I bought a set of this from *[Excuse my language.... I have a limited vocabulary]*'s Sporting Goods. It seemed like a good deal Around Sixty bucks for bibs and a coat. I wore the coat twice and washed it once exactly to label instructions. The inside liner became torn at a few of the seems. Then I noticed that there are loose threads all over and the zipper is starting to become detached at the bottom. I bought it early, more than 30 days before I used it, so Dicks wouldn't refund the money.


----------



## youngdon (Mar 10, 2010)

I'd be having a word (kindly) with the store manager and if he didn't help I'd be looking up huntworths website and dropping them a line. You may end up right where you are but at least you'll have tried all the avenues.


----------



## hassell (Feb 9, 2010)

Benbibler said:


> I bought a set of this from *[Excuse my language.... I have a limited vocabulary]*'s Sporting Goods. It seemed like a good deal Around Sixty bucks for bibs and a coat. I wore the coat twice and washed it once exactly to label instructions. The inside liner became torn at a few of the seems. Then I noticed that there are loose threads all over and the zipper is starting to become detached at the bottom. I bought it early, more than 30 days before I used it, so Dicks wouldn't refund the money.

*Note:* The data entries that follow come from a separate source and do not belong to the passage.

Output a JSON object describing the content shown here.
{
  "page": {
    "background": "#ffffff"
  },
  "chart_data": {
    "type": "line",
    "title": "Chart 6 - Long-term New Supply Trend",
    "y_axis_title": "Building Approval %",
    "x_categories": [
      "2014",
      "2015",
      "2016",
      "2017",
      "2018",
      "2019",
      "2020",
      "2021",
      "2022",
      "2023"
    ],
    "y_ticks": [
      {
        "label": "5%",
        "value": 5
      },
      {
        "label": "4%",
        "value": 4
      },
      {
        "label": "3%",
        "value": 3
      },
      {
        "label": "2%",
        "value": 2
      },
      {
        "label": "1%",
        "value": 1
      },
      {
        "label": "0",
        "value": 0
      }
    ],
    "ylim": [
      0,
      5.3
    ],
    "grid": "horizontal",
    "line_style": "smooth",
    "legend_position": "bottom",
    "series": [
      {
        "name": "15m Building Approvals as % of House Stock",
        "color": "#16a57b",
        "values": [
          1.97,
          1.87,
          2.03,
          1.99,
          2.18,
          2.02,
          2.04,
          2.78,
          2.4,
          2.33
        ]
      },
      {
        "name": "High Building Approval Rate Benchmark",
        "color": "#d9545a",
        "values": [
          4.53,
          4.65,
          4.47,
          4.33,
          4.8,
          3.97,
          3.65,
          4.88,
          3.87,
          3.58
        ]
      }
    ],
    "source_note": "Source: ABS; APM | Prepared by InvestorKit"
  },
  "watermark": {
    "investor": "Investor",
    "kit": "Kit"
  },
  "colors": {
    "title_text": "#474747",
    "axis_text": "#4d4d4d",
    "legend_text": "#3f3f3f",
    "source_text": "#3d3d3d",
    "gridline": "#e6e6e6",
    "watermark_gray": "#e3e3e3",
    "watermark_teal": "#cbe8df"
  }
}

If I want to do the white camo thing I'll grab set of painter coveralls from the hardware store for $5.00 and get a dozen or more outings with them.


----------



## bones44 (Jan 7, 2011)

Hey Ben, I bought the lightweight Huntsworth. It's made decently but man is it noisy in the cold ! I threw it in the bottom of the closet with all the other worthless crap I need to get rid of.


----------



## Benbibler (Nov 19, 2011)

bones44 said:


> Hey Ben, I bought the lightweight Huntsworth. It's made decently but man is it noisy in the cold ! I threw it in the bottom of the closet with all the other worthless crap I need to get rid of.


You must have got one made on Tuesday. Mine was sewn at the end of an eighty-hour work week before the Chinese new year.


----------



## knapper (Feb 5, 2010)

Check out the over whites that can be bought at different places and Cabelas has camo netting that you can use as a blind or cover yourself with. Be sure someone is taping this so it can be put on youtube. I have been using ponchos and have several for the different amount of snow in the trees and in the open areas. You can put a lot of warm cloths under the poncho as well.


----------



## youngdon (Mar 10, 2010)

bones44 said:


> Hey Ben, I bought the lightweight Huntsworth. It's made decently but man is it noisy in the cold ! I threw it in the bottom of the closet with all the other worthless crap I need to get rid of.


Maybe after Bens looses all the threads and the zipper his will be a lightweight model also.


----------